On the road to fame she brings her sexy, breaking-style routines to a nightclub audience, and these are the scenes that captured the imagination of teenagers and packed cinemas from coast to coast.

"Flashdance" made 20-year-old Jennifer a star overnight. But the real stars of breaking are the kids from the backstreets who created the craze.

They gather in America's big cities and launch into solo dances, or breaks, to a beat throbbing from a ghetto-blaster - a giant, portable stereo system.

They dash themselves to the ground, rolling and spinning on hands, necks and bottoms. Or they hurl themselves in the air turning back somersaults and freezing so that they land with a spine-jarring crash...

"Street dance can be just a form of aggression," said Jeff Kutash, who is touring Britain with Dancin' Machine, his troupe of street dancers.

"There's one move called the body slam, where two dancers hurl themselves against each other and bounce off on the rythm. That's popular in the punk clubs in America.

"I've seen cut eyebrows and broken bones. It's a bloodbath."

With the cult go names. In Jeff's group there is Mr X, a swaggering dancer in sequinned denim, Bad News, Sugarfoot and Ricochet Rabbit.

The street scenes in "Flashdance" are the work of the Rocksteady Crew, New York's first professional street dance gang.

Like Dancin' Machine, they perform stylised moves with names like the helicopter swipe, the coffee grinder and the frightening head roll, where a dancer stands on his head and gyrates using his neck muscles.

The milder forms of street dance are already taking off in Britain.

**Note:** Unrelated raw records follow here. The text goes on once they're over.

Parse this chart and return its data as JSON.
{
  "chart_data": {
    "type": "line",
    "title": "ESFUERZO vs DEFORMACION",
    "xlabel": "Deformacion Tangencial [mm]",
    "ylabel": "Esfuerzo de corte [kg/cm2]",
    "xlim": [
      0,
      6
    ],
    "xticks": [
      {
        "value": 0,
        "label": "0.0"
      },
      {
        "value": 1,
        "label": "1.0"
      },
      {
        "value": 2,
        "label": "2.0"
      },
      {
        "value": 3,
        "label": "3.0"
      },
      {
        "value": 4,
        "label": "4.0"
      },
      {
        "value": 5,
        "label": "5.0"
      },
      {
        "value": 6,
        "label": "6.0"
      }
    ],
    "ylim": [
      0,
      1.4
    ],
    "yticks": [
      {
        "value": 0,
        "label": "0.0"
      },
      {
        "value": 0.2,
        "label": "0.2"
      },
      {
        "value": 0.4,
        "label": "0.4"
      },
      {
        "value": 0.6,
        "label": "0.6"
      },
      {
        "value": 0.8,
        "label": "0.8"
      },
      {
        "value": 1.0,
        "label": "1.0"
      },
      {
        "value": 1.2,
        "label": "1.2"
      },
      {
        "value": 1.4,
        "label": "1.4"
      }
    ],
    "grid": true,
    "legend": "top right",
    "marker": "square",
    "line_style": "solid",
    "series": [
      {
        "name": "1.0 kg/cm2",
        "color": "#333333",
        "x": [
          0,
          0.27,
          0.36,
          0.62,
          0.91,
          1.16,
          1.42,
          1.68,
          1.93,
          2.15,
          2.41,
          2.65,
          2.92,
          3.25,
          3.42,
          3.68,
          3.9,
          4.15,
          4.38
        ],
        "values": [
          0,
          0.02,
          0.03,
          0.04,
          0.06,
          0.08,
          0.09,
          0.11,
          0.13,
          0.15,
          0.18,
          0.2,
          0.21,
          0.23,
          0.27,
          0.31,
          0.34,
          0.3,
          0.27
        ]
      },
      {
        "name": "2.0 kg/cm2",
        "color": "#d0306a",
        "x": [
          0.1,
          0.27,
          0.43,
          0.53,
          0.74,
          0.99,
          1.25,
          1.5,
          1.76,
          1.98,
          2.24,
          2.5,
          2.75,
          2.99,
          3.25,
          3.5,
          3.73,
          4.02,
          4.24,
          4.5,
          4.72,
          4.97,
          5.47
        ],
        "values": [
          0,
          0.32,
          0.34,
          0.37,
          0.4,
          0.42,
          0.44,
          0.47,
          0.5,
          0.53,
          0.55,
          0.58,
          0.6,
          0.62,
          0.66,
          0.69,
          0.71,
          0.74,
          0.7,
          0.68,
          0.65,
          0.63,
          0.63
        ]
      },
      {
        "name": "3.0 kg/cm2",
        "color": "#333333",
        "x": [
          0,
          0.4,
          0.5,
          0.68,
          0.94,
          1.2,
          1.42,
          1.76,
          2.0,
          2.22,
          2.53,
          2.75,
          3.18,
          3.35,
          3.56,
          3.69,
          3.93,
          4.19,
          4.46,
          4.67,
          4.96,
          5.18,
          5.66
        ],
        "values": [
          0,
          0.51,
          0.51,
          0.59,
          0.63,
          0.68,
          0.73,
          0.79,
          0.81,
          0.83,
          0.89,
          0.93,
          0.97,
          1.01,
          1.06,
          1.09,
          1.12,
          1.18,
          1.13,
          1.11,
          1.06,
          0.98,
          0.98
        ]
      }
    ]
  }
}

There is Street Poppin', made up of jerky muscular spasms, and the gritty, hip-thrusting Nasty Girl and Gigolo.

As the craze spreads, the producers of "Flashdance" are dancing in the streets, too. Within two weeks of being released the 8.5 million dollar film has earned 11.3 million dollars.

The soundtrack LP - out in Britain at the end of this month - sold 700,000 copies in America in the first fortnight.

The single "Flashdance - What a Feeling", shot to the top of the charts there and went straight into the British charts at No 30 this week.

"Flashdance" opens at four London cinemas on June 30 and goes on general release a week later.

From the Daily Mirror, 21/6/1983:

Suddenly the afternoon bustle in Soho's Berwick Street market dies away. The traffic's at a standstill and a crowd has gathered.

They watch as an eccentrically dressed young black turns his body seemingly inside out. And upside down. Every movement is slow, precise and sinuous.

Jeffrey Daniel of Shalamar is Body Popping. Body popping is a Los Angeles street dance. It is the West Coast equivalent to the acrobatic "break dancing" that steals the new "Flashdance" movie.

Jeffrey gave Britain its first stunning taste of body popping when Shalamar appeared on "Top of the Pops" last June.

Until then they were just another faceless disco group. But Jeffrey's electrifying act helped push their single "A Night To Remember" into the charts.

By the end of the year Shalamar had notched up four hits in a row.

They sold out eight nights at London's Dominion Theatre and one at the Wembley Arena...

When Jeffrey is dancing it is hard to believe what he is doing with his body. One moment he glides backwards as if through quick-silver.

The next he shudders like a robot caught in the glare of a disco strobe light.

"Popping is slow and tightly conceived.

"But when it crossed over to the East Coast it became breaking - which is much more physical.

"Breaking is strictly acrobatic, spinning your body around your head or arms.

"Breakers are either gymnasts - or insane! With popping we never have to get on our heads or bounce off pavements."

1 comment:

Derek said...

A really big thing - but I couldn't do it. Local lads were trying it out on a mat outside our local Boots in 1983/84. I was hopeless at it.